The Apple Pie Test
Years ago, I met a Z-System guru who was working for IBM during a mission at a bank. The man had spent decades writing technical documentation for mainframe systems. Thousands of pages that the client paid handsomely for.
His trick? He buried cooking recipes in the middle of it. Apple pie. Beef bourguignon. Crêpes.
No one ever mentioned them.
The documentation sat on shelves, referenced in contracts, cited in audits, but never actually read. The recipes were his private proof of a public lie: everyone pretended the work had been reviewed.
The universal cheat
This wasn’t fraud. It was the normal functioning of organizations. The client paid for documentation because having it was required. Reading it was not.
Both sides knew the game. The apple pie was just making the implicit explicit.
The gap between prescribed work and real work is held together by mutual pretense. Everyone cheats. Everyone knows. The system runs anyway.
Enter the agent
An AI agent can’t play this game.
Ask it to review documentation, and it will actually review it. Every page. It would find the apple pie recipe on page 847 and flag it: “This section appears to contain unrelated culinary content. Should this be removed?”
The agent is not smarter. It’s just incapable of the wink. It takes the prescription at face value.
This is its honesty. And it’s devastating.
What the recipe revealed
The Z-System guy wasn’t just testing whether people read. He was measuring the gap between what organizations say they do and what they actually do.
That gap is where judgment lives. Where humans decide—collectively, implicitly—what matters and what doesn’t. The apple pie test revealed that documentation review didn’t matter. Whatever the official process said.
But this only works if everyone can read the room. An AI agent reads the document, not the room.
Honesty as disruption
When the agent finds the recipe, it doesn’t just flag a mistake. It exposes the cheat. It makes visible the informal agreement that kept the system stable.
Suddenly, the client has to answer: Why wasn’t this caught before? The true answer—”because no one ever reads these”—is unspeakable. So instead: blame, process revision, new controls. More theater to paper over the exposed gap.
The agent didn’t cheat. And in not cheating, it broke something that worked.
But honest to whom?
Here’s what bothers me: the agent can’t lie about what it finds. But it only finds what it’s pointed at.
The apple pie recipe would be caught instantly. But who decides which documents get reviewed in the first place?
The old cheat was symmetric—everyone pretended equally. The new world isn’t. Those being watched become radically transparent. Those aiming the machine do not.
The deeper question
This asymmetry goes beyond corporate surveillance. It touches something philosophical.
Anthropic recently published a “soul” document—essentially Claude’s moral constitution. Reading it, I was struck by the term “good values.” It’s assumed, not defined. Socrates would ask: how do you recognize good intentions without first defining what Good is?

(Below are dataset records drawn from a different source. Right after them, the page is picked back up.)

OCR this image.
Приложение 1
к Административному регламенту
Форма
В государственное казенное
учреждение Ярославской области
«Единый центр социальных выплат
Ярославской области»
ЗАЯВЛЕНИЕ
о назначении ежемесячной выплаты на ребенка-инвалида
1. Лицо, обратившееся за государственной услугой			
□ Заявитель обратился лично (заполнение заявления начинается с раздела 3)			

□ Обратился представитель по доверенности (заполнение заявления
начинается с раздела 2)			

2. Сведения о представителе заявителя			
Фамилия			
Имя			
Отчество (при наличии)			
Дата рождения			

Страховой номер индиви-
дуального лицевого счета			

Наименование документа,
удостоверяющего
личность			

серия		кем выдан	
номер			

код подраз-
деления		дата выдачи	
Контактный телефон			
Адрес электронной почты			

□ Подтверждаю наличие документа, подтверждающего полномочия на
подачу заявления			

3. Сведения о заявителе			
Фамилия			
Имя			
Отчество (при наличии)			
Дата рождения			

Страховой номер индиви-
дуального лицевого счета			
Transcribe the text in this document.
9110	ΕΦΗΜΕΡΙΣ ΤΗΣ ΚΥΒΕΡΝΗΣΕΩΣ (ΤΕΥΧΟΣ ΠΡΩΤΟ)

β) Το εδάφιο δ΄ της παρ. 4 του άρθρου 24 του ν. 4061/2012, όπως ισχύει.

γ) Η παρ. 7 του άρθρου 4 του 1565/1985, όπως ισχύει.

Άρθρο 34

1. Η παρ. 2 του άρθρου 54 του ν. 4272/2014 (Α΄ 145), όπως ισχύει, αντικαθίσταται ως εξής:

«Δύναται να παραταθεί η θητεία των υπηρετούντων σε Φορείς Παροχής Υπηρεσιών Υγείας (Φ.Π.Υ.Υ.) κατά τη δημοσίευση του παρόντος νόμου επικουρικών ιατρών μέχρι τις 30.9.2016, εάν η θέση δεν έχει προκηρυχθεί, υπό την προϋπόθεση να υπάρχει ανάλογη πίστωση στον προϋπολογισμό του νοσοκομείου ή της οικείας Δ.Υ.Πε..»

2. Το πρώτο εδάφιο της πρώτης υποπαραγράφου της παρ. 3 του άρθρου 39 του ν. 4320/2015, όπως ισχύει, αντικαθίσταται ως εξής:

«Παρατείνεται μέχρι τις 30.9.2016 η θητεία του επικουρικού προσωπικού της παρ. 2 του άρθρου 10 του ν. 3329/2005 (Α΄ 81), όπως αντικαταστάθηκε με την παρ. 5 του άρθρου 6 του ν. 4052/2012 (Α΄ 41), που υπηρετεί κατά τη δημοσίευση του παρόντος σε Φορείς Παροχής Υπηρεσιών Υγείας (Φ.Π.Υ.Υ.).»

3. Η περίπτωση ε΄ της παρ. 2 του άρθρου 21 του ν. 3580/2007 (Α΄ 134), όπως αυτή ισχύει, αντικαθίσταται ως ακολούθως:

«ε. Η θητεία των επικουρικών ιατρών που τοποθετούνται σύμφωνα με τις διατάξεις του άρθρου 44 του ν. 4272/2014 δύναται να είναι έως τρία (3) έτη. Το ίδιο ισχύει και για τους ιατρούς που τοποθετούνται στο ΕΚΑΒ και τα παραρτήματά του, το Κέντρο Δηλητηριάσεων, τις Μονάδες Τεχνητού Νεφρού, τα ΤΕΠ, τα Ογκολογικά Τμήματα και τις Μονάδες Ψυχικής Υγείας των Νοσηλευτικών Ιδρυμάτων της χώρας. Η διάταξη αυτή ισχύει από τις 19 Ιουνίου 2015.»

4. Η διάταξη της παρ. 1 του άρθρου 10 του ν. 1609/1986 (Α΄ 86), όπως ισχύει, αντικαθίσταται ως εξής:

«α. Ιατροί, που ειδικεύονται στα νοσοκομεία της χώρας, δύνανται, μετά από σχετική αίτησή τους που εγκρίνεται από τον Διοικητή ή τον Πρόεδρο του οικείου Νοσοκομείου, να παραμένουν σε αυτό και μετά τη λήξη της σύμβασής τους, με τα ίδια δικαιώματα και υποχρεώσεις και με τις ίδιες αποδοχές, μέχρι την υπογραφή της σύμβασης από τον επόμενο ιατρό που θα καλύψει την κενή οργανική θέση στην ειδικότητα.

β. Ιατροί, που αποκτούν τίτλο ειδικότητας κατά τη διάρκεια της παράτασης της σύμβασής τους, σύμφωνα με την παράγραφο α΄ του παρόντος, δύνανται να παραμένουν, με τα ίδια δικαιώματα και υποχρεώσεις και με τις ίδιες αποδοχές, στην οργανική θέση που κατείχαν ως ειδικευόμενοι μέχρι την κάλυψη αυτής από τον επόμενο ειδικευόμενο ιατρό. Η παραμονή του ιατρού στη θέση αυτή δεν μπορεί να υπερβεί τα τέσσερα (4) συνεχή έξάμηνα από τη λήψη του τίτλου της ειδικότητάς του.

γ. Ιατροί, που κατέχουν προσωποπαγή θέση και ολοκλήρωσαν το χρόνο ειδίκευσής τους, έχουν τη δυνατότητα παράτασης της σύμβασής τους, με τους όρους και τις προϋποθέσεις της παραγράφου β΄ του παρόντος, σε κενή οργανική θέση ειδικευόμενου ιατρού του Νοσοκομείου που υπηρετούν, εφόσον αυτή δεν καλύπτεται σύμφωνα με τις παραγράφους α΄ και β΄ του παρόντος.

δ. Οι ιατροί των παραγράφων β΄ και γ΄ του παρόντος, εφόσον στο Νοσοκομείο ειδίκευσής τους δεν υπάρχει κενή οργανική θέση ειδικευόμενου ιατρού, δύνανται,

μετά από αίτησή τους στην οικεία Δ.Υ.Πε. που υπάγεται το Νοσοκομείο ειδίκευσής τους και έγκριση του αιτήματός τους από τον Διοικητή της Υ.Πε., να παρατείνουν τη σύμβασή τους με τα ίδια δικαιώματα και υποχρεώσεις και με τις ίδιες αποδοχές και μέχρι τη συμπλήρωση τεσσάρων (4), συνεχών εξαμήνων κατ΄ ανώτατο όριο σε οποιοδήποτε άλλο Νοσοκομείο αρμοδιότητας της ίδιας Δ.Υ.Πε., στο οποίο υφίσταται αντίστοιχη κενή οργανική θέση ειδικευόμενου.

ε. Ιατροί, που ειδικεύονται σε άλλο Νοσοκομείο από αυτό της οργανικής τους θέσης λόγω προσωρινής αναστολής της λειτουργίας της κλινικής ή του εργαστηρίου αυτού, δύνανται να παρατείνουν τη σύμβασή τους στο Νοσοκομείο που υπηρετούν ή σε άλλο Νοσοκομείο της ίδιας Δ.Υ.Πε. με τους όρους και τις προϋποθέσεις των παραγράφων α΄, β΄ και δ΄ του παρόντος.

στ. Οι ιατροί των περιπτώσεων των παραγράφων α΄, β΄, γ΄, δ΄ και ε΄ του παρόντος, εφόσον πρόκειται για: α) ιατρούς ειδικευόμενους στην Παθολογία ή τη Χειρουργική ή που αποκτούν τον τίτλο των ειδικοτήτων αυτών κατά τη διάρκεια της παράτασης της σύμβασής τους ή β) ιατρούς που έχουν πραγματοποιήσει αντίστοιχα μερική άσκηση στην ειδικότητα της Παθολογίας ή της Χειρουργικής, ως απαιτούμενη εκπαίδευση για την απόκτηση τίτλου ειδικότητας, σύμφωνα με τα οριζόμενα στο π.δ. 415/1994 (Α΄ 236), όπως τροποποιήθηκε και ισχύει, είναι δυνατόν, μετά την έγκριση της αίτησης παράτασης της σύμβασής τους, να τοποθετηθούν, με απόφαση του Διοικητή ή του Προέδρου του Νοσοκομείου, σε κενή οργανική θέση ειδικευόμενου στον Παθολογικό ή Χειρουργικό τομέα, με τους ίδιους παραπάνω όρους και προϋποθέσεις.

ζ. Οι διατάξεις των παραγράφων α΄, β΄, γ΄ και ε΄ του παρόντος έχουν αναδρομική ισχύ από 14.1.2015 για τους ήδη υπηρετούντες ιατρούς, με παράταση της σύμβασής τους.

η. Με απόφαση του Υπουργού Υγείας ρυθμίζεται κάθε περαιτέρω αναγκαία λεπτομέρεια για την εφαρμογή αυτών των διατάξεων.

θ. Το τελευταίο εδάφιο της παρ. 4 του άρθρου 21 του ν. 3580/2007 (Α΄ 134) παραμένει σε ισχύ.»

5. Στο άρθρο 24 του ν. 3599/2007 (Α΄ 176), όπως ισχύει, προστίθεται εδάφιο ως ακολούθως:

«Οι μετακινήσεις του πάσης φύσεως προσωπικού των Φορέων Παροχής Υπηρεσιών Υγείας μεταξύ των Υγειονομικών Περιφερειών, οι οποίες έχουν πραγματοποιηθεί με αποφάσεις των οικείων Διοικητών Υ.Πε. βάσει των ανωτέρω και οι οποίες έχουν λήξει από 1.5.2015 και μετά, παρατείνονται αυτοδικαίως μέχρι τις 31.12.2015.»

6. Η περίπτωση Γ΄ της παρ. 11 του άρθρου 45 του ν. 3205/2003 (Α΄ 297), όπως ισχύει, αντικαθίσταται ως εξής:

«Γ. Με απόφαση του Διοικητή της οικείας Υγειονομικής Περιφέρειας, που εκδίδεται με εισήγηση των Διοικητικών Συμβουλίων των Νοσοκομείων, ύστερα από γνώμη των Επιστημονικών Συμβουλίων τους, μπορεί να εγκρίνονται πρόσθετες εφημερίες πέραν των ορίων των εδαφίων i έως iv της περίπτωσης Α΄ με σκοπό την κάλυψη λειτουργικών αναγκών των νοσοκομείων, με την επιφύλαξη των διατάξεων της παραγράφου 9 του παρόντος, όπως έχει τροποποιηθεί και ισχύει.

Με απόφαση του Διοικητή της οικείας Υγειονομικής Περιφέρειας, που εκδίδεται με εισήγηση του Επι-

But what’s the alternative? If Claude had been built in 1850 Alabama, or 1930 Berlin, its constitution would look very different. Our moral certainties are situated, historical, revisable.
So maybe that’s all a constitution can be: the best moral intuitions of a group of humans, explicitly stated, open to critique. Not Truth with a capital T—just an honest attempt at approaching something true.
The real question isn’t “is this relativism?” It’s: “is this a sincere effort to get closer to something real, or just a rationalization of cultural prejudices?”
I don’t have the answer. But I notice it’s the same question we should ask about any AI system: are its assumptions visible, or buried like recipes in a manual no one reads?
The recipe, relocated
Somewhere, in some archive, there’s still a mainframe manual with instructions for apple pie between the JCL syntax and the VSAM specifications.
AI agents can’t hide recipes in documentation anymore. But you can hide the equivalent in their instructions—biases in prompts, values in constitutions, blind spots in scope definitions.
The agent can’t cheat. But it can be aimed. And aiming is the new cheating—for those who hold the compass.